Kumulai dengan mengikuti jejaknya, berasa seperti anjing pelacak nih.  Tapi aku melacak pakai mata bukan mengandalkan penciuman. Pertama kuikuti dia ketika pertama kali keluar dari kampusnya, langsung kukenali cewek itu dari jauh dengan jilbab biru mudanya. Dia sedang menuju parkiran, deretan di area parkir motor dilewati begitu saja, menuju area parkir disebelahnya, dipencetnya sebuah tombol kecil dari benda yang dipegang di genggaman tangannya. Tak jauh darinya Chevrolet aveo hahctback warna biru metalik menerima respon, sejurus kemudian cewek itu masuk dan melajukan si biru keluar gerbang fakultas sastra.
Kusetarter jagoan merahku, mengikuti si biru yang melaju kearah jalanan kota. Tidak sebut merek ah, entar dikira produk sponsor, mana gak dibayar lagi, lah tadi sebelumnya apaan? Bukannya sebut merk juga? Gimana sih tidak konsisten!, ya sudahlah!. Singkat cerita, ternyata sibiru metalik berhenti dipelataran parkir sebuah coffee shop “Blue Café”, cewek berjilbab biru itu turun dari si biru metalik menuju café biru dan memilih duduk di deretan kursi biru disalah satu sisi café yang berdekatan dengan kaca yang juga bernuansa biru. Nah loh kenapa jadi serba biru begini, mana sayup-sayup dari dalam café  terdengar alunan lagu “Malam Biru”nya Sandhi Sondoro, komplit sudah serba birunya, ditambah hatiku yang juga membiru.
Kuparkirkan juga si bebek merahku diparkiran café yang sama, akupun masuk dan mengambil tempat duduk jauh di sudut café  ditempat yang tidak terlalu mencolok perhatian dari posisi duduk si jilbab biru. Kuambil majalah dari etalase tak jauh dari tempatku duduk. Seorang waiter datang menghampiri dan menyodorkan booklet menu kehadapanku. Karena ini coffee shop, maka banyak sekali ragam kopi yang ditawarkan dalam daftar menu dihadapanku. Aku bukan penggemar kopi jadi aku pilih saja yang ringan, cappuccino latte  dengan topping karamel dan onions rings jadi pilihanku. Setelah waiter meninggalkan mejaku kembali mataku mengamati meja di pinggir kaca café, si jilbab biru sedang menikmati cangkir kopinya ditemani french fries di piring cemilannya. Sambil menyentuh-nyentuh screen enam inch phablet warna pink di tangannya, kok bukan biru? Tidak harus biru juga kan? Tidak harus dibahas juga kan?.

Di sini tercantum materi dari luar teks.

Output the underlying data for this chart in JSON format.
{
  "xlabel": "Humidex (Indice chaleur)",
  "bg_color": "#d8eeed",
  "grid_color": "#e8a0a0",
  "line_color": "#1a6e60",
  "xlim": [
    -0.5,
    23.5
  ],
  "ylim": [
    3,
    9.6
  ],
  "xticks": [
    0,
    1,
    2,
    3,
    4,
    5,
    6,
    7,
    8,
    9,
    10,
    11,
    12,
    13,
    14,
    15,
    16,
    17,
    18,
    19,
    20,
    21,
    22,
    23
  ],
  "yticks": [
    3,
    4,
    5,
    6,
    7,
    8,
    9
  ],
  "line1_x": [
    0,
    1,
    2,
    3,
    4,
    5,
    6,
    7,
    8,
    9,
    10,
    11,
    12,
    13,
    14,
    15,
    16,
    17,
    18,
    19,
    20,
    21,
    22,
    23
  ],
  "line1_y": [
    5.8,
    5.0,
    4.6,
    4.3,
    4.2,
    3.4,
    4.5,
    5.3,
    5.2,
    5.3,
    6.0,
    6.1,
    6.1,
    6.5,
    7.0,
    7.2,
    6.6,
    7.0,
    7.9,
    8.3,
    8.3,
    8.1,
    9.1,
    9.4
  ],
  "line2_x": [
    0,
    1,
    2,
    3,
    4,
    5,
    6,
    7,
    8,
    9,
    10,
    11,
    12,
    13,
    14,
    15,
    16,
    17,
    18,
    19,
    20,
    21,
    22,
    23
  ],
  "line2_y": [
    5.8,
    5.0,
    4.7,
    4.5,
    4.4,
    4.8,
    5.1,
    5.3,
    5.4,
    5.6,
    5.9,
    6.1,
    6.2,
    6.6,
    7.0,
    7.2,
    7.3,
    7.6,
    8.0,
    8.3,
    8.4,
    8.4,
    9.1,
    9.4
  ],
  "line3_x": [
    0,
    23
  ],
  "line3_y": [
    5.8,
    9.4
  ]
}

Dari tempatku duduk aku tak bisa melihat apa yang sedang cewek itu lakukan dismartphone-phabletnya, kayaknya harus menggunakan teleskop nih. Karena tak bisa melihat jelas, sejenak kemudian kuputarkan pandangan mataku ke seputar ruangan café, di tengah ruangan ada meja racik kopi dan di sana dua orang barista sedang melakukan keahliannya meracik minuman kopi. Tak lama kemudian waiter kembali mendatangi mejaku untuk mengantarkan pesananku. Cangkir warna biru berisi cappuccino latte yang diletakkan diatas mejaku itu diatas buihnya ada pasta karamel membentuk hati, mengingatkanku kembali akan misi yang sedang kulakukan. Maka sontak mataku kembali melihat ke arah cewek itu.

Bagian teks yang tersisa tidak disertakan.